#857

Conversámos [com João Pimentel e Carmo Gregório] à noite, depois de fecharem a livraria [Fabula Urbis] às 20h, e de jantarem, como muitas vezes, num restaurante do bairro [da Sé, em Lisboa]. Falar sobre livros é quase tão bom como lê-los e a noite foi longa.
Carmo: ‘Quando fui directora de uma escola, convidei várias vezes Agostinho da Silva a ir falar com os alunos.

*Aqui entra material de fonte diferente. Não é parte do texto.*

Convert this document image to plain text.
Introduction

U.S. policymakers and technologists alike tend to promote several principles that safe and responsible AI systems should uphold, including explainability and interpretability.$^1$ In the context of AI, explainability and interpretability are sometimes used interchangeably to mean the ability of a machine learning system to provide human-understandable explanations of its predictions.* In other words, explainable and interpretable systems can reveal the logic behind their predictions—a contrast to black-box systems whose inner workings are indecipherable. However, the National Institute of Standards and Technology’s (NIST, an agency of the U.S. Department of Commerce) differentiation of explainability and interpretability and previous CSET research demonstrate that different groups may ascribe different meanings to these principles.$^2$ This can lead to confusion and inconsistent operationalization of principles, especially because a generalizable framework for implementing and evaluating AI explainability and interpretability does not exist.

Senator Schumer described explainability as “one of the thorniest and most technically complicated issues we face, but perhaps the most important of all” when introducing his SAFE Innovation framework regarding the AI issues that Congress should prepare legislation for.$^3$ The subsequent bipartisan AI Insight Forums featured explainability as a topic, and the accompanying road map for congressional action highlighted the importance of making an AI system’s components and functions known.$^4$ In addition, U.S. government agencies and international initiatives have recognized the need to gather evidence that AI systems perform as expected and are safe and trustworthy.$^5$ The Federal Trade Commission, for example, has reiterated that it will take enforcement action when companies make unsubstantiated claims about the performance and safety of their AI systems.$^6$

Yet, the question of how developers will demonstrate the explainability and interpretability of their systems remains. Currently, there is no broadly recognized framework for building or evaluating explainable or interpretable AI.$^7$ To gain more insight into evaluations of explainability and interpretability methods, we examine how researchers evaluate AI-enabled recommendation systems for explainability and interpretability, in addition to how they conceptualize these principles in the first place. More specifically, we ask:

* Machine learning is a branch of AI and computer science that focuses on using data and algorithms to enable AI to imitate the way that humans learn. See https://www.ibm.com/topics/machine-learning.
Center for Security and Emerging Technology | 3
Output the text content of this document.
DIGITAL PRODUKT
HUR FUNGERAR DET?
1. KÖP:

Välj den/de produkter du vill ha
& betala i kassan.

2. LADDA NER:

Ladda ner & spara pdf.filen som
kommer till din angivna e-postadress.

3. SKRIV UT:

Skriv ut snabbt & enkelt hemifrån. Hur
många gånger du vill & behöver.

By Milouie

E lembro-me de uma vez ele dizer que dava os livros, não os guardava, porque ficaria preso. Se não tivesse livros, estava sempre pronto a partir. Realmente, os livros amarram-nos.’
João: ‘São uma grande âncora. E um grande lastro. Só de pensar em mudar de casa com estes livros todos. Mas, como dizia um filósofo, se tivermos uma horta e uma biblioteca, temos tudo o que precisamos.’
Carmo: ‘Era o meu sonho.’
João: ‘Livros para ler toda a vida e uma horta para as sopas para nos alimentarmos.’
Carmo: ‘Mas também não se saía de lá.’
João: ‘Mas não seria preciso sair. Os livros levam-nos para qualquer lado. O Maquiavel tem um texto muito interessante – o Maquiavel não era nada maquiavélico como pensam – em que diz qualquer coisa como ‘Quando chego a casa visto-me, porque vou encontrar-me com os mais ilustres’… Ia encontrar-se com os grandes autores. Como algumas pessoas se vestiam para ir ao teatro, o Maquiavel vestia-se para ler.’